Salient words from "The Optmistic..." and My Former ACAD Teacher (Nethery); I couldn't agree more with both of them as someone who does both 3D and 2D. In fact, all I could add is that if things were in fact this dire 2D/CG animation in "features", if those that do this now should look to re-purpose their craft in other ways, and if audiences are truly asking for this, then what does that say of Japanese companies like WOWWOW, XEBEC, OXYBOT, MADHOUSE, GAINAX and even grandfather animation houses like Studio Ghibli that are still turning a tasty profit on hybridized (blended 2D and CG) and traditional 2D animation despite numerous down economies in the global market?

Perhaps 3D key-framed animation may be "aging", but to eschew it completely in favor of advanced mo-cap techniques in general seems to me to be myopic at best. Remember, Disney was already a "live action film maker", and was always interested in doing (and had done at least one that I can think of) live action films. If that was Disney's end game the entire time, doing more live action in general assuming he had a budget the size of what guys like D.W. Griffith would have had in the 20's, Disney could've easily transitioned from animation production with the money his studio earned with revenue from Snow White. Why go through all of that trouble, meticulously drawing one frame after another, if you could use that artist/animator money to instead hire contractors build sets for movies like "Intolerance" and perhaps try his hand at expounding on what Georges Méliès was trying to achieve 1913 when it came to fusing movies with "immersive illusion"? Seems odd to me, unless of course the illusion was all that was really wanted as it related to the moving "drawn" image itself. I appreciate what's been said by both you and Mark, Keith, I just don't completely agree with it in total. I guess time will tell.

Anonymous said...

I think mocap data is not used "raw" directly into the rig, there's always fine tuning to do and things to improve, even from a performance and not so technical point of view.
There's the area where animators from "traditional" keyframe animation can adapt. If I were a director and I want to do mocap animation, I would certainly hire animators with high experience in keyframe animation to manage all the shots captured, the most technical knowledge, the better. The same happened with 3d animation, animators with 2d background or expertise/education are more valued.

I also agree to the transition from "working bee" to "filmmaker vision". The most important thing on a film is the story, the why we are doing all the production, the message to transmit. The result matters more than the technique used, and mocap it's just another technique in animation, not a new paradigm IMO.

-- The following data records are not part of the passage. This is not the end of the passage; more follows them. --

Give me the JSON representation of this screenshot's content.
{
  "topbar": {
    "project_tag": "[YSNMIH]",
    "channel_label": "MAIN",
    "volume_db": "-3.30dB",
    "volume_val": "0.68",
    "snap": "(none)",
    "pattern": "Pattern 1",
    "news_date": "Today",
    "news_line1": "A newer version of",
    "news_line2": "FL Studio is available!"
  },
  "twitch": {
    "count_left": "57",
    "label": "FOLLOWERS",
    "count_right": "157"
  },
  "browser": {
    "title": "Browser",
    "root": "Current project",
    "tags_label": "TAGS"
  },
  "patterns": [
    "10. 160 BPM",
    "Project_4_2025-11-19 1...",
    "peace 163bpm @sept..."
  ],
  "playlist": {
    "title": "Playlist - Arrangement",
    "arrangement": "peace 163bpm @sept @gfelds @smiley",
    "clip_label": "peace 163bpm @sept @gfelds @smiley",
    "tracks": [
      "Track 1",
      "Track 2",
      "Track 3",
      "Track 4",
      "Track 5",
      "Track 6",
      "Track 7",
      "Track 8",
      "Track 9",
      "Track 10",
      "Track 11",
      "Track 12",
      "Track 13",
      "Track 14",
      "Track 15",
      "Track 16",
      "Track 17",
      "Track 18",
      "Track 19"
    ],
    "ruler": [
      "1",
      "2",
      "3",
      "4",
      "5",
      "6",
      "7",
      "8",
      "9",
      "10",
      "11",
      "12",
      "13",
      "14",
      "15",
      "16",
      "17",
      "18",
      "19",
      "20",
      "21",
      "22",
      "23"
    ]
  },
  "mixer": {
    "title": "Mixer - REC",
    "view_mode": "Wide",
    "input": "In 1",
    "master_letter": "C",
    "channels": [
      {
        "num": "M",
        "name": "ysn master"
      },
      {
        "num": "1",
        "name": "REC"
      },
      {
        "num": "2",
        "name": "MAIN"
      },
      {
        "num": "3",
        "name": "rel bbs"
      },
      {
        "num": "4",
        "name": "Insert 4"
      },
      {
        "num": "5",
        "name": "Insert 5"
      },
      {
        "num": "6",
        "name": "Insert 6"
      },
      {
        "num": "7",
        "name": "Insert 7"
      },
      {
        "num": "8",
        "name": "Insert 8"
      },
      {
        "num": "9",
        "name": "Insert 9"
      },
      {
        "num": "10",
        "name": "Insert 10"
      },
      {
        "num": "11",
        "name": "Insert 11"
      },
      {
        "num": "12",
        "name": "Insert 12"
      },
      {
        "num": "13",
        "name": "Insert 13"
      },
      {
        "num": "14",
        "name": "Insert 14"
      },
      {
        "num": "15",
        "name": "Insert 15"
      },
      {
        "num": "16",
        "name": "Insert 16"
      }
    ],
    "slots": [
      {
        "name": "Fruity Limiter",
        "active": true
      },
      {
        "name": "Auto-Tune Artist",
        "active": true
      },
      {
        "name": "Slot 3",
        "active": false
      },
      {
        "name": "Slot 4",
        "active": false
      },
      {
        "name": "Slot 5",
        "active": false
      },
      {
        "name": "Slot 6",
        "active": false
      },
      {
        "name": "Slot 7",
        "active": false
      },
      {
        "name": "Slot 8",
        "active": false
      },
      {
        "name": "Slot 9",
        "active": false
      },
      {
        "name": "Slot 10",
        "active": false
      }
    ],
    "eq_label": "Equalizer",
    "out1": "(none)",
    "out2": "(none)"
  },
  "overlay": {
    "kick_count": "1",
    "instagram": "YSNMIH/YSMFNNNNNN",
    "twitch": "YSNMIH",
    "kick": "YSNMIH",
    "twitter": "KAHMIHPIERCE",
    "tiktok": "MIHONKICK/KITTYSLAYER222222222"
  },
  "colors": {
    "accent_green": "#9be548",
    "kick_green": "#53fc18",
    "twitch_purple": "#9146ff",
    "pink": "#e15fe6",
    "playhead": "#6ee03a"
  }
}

Also I think Keith you forgot to mention the limitations of mocap: human anatomy.

Anonymous said...

Making Animation and CG characters look totally realistic is not really appealing (unless its for visual effects)and to say that animators are amateur actors is just plain rude.Just like in painting if you want something to look like a photograph take a picture.

Anonymous said...

The Original MOCAP

http://www.youtube.com/watch?feature=player_embedded&v=n4aQbPZy36c#!

Virgil said...

Nooooooooooo Keyth, don't leave :(

Matt said...

"So long & thanks for all the fish" internet Keith. Hope to cross paths with your real life incarnation one day in the unforeseeable future, but till then, take care and all the best Mr Lango. You are a true gentleman and someone I’ve looked up to initially for your animations and tutorials, but in more recent years for your down to earth demeanour & openness.